Wednesday, December 11, 2013

Tindog Tacloban

I arrived in Tacloban on Friday. For the first time in my life I travelled by helicopter, a free service provided by UNHAS, the UN Humanitarian Air Service. And it wasn't a dull beige or white like the UNHAS planes normally are, it was fancy and red.
We hovered for quite some time, just off the ground, and so I entertained myself by reading the safety card. I interpret this as "in case of emergency, casually saunter from the aircraft looking uber cool"
Light heartedness aside, as we flew closer to Tacloban, the devastation of Typhoon Haiyan became quite evident. 33 million coconut trees were destroyed by the storm. From the air I could see trees that had been uprooted, and flung horizontally into the ground. Then there was this:

There wasn't a car available to pick me up at that time, so I jumped into a moto trike and was shocked and impressed at what I saw on the way. The damage is overwhelming. I've never seen the aftermath of a bombing in person, (wait a minute, yes I have) but it's what I imagine Tacloban, and other affected areas of the Philippines most closely resemble. But the other incredible sight to see, was the amount of work that's already been done.
The trip to the hotel we're using as an office wouldn't have been more than 20 minutes, and the road was clear the entire way. Debris is piled up around everywhere, but the road has been completely cleared.
On Monday I headed south to two municipalities we had helped the local authorities to organise coordination meetings in. It was a sobering journey, to see kilometre after kilometre of mangled shells of factories, of small remnants of concrete houses, and vacant spaces where other homes used to be.
There were stretches of road where I could see where the storm surge had rushed in. Vacant lots covered in silt, people and homes just washed away in a matter of moments. The media has not over sold this crisis, it's absolutely devastating.

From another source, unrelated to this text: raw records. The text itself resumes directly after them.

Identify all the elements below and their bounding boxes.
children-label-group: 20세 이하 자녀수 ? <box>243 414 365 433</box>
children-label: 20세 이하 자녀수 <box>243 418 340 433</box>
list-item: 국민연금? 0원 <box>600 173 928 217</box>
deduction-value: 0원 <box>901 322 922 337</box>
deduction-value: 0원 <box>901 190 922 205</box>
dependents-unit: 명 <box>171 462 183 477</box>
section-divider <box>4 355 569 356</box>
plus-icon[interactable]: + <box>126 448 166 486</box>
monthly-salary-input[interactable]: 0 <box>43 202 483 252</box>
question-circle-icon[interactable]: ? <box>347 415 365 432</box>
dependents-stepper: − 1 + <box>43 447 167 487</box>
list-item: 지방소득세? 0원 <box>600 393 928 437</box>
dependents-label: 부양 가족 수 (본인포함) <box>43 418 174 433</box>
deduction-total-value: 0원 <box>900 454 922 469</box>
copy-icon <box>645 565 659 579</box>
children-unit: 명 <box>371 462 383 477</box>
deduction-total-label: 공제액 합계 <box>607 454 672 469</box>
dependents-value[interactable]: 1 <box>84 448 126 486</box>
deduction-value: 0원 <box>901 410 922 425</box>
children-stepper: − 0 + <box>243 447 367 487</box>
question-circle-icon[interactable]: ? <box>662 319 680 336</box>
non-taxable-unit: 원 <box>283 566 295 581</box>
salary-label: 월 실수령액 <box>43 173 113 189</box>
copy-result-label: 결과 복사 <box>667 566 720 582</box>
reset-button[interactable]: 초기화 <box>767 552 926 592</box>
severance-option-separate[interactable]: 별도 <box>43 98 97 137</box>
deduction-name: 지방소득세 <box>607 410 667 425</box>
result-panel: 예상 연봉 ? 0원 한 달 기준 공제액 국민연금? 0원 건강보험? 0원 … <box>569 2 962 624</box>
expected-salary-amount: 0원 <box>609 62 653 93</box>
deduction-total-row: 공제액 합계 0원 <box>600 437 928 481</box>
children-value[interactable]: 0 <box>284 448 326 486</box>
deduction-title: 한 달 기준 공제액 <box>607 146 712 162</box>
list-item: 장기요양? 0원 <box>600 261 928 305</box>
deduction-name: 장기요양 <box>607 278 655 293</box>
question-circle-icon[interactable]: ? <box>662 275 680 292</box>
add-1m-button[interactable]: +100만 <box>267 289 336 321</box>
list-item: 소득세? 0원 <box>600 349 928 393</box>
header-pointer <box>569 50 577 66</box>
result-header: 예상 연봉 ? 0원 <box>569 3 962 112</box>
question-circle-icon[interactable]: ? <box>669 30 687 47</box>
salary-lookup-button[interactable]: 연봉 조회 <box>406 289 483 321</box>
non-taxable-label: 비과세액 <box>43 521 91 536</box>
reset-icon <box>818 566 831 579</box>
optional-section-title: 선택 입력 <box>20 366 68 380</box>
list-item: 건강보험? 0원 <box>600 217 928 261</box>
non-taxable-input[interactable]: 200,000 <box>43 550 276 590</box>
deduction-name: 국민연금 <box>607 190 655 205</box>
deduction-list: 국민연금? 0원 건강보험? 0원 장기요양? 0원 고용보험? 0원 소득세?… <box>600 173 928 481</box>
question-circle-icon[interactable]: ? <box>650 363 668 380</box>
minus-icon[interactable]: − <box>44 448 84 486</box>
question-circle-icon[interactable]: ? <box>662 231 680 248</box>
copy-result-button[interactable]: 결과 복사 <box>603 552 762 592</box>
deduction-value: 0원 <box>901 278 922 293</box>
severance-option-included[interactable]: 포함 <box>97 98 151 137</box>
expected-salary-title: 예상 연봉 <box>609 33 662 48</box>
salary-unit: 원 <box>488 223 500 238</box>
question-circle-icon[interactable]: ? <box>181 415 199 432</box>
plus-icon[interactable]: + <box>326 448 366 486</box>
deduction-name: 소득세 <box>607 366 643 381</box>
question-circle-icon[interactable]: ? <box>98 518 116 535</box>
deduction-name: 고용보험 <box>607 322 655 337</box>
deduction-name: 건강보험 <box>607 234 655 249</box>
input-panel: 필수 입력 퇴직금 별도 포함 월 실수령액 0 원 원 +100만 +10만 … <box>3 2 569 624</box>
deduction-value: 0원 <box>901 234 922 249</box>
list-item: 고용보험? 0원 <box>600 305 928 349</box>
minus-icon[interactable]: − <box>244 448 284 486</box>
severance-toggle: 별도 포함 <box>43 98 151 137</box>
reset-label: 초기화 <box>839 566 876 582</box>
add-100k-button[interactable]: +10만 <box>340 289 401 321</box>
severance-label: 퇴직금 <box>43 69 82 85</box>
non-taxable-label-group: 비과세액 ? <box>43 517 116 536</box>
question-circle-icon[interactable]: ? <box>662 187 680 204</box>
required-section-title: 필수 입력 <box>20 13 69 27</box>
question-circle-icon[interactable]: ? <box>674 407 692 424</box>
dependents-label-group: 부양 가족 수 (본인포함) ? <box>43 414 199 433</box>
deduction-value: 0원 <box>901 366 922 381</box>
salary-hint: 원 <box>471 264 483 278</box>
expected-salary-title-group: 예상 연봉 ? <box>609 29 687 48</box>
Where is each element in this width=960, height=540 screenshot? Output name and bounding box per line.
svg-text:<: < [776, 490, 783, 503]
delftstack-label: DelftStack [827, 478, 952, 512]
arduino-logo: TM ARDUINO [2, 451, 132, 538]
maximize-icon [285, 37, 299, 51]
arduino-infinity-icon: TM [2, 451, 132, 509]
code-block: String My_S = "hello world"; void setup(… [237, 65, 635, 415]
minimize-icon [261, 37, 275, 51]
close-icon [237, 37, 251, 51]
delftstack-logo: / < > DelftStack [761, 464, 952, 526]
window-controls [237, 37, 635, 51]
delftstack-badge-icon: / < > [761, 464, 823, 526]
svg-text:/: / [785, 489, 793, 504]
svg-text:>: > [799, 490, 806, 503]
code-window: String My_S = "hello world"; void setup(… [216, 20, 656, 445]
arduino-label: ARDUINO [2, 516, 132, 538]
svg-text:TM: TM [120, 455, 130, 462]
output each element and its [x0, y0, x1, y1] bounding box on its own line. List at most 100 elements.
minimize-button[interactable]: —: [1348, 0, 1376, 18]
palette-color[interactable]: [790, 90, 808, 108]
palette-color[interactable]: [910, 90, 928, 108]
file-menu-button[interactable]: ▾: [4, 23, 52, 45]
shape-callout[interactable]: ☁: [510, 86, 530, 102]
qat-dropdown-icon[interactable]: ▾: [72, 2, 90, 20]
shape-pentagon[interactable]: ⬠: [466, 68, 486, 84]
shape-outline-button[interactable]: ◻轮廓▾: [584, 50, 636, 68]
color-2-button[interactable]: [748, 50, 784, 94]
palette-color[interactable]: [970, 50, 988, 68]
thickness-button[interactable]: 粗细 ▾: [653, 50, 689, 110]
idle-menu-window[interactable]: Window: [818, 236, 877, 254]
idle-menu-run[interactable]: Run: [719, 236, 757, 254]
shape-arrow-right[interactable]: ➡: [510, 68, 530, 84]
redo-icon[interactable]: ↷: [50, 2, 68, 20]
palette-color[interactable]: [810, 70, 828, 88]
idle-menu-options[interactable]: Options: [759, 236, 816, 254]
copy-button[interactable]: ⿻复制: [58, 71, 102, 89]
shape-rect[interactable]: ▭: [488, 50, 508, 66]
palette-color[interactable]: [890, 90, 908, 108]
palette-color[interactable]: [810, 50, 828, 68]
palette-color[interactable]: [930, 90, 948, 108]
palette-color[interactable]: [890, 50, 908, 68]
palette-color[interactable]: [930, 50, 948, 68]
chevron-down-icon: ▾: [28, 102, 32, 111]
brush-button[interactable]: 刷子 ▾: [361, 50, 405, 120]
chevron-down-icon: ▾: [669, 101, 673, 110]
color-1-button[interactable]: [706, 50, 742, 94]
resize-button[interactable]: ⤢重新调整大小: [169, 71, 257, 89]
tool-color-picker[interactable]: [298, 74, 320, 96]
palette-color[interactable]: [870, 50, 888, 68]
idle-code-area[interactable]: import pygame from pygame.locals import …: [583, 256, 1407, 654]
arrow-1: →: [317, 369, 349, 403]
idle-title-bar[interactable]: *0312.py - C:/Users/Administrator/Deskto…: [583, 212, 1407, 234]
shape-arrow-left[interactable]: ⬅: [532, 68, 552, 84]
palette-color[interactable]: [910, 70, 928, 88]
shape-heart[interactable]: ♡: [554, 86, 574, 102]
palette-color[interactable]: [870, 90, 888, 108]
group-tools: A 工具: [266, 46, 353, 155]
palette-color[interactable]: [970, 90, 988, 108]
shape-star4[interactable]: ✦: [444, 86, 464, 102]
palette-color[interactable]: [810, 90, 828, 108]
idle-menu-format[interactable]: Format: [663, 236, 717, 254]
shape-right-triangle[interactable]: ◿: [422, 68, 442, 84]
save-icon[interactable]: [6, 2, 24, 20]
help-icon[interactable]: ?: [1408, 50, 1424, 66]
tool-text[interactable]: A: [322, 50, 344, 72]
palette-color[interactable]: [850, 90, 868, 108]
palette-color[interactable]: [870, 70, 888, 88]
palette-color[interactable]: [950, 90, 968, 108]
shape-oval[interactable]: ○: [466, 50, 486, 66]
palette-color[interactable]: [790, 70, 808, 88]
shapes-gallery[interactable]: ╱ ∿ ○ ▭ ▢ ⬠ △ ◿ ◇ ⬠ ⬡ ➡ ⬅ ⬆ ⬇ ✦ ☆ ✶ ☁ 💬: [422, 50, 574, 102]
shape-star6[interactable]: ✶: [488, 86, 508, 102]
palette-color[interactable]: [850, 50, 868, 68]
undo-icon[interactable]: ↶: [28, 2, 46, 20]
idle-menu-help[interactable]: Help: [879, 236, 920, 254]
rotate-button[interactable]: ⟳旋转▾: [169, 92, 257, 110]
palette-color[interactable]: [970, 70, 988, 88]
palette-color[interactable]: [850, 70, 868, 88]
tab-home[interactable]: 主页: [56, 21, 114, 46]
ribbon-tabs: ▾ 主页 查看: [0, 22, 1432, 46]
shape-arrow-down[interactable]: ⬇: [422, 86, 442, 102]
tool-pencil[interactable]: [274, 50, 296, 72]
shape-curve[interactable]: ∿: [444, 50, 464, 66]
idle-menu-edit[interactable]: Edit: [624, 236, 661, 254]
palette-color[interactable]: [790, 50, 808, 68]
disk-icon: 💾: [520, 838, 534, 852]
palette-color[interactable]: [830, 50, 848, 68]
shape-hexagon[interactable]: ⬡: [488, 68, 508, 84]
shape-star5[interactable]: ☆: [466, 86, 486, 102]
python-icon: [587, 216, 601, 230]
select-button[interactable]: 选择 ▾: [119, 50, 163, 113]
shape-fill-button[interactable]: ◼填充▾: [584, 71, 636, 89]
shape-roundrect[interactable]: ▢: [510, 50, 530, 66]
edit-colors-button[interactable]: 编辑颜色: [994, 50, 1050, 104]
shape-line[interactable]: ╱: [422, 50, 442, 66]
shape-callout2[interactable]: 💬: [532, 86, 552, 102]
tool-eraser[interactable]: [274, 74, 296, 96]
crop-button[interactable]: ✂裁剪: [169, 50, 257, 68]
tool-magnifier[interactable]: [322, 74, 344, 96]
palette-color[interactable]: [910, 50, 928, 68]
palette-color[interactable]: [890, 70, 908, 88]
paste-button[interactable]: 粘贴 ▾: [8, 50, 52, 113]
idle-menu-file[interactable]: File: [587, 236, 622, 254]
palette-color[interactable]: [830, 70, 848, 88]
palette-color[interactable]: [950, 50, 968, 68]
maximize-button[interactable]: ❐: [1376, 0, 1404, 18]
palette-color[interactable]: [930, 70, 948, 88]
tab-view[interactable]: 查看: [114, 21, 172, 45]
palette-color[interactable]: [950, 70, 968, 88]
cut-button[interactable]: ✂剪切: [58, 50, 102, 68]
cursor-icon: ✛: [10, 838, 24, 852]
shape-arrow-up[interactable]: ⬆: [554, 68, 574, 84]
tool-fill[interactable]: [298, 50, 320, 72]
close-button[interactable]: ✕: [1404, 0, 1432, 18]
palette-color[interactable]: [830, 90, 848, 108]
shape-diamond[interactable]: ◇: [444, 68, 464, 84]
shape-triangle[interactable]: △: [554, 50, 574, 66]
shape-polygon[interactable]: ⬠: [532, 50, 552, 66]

The organisation I work for has already done a lot of fantastic work. I'm here in Tacloban to help kickstart three areas of work, which unfortunately have no staff recruited for yet, but are really important elements to complement the water, sanitation and hygiene promotion activities, and the food security and livelihoods work that we do. It's a new role for me, with added responsibilities, so it's already been extremely interesting, engaging and challenging, and I'm looking forward to seeing the areas progress.

Even though there is a lot of work to be done, the people of Tacloban, of Palo, Tanauan, Macarthur, Mayorga and all of the other municipalities that have been affected, are absolutely inspiring in their resolve to pick up the pieces and rebuild their communities and lives. "Tindog" means "rise up" in the local dialect of Waray and that spirit is evident everywhere you go. We throw the word 'resilience' around a lot in humanitarian work, but the Philippines has it in abundance.

As we drove I noticed a lot of hand made cardboard signs saying 'we need water' and the words "help" or "SOS" spray painted on roads. And I also noticed twice as many hand made signs that said things like "Thank you to the world for helping us" and "Thank you for being here." There has been overwhelming support financially for our work here in the immediate aftermath, I just hope that the world won't forget about the Philippines in a few months.

1 comment:

  1. Please keep blogging about your work here Carly. It's interesting and will definitely help keep the Philippines in our minds.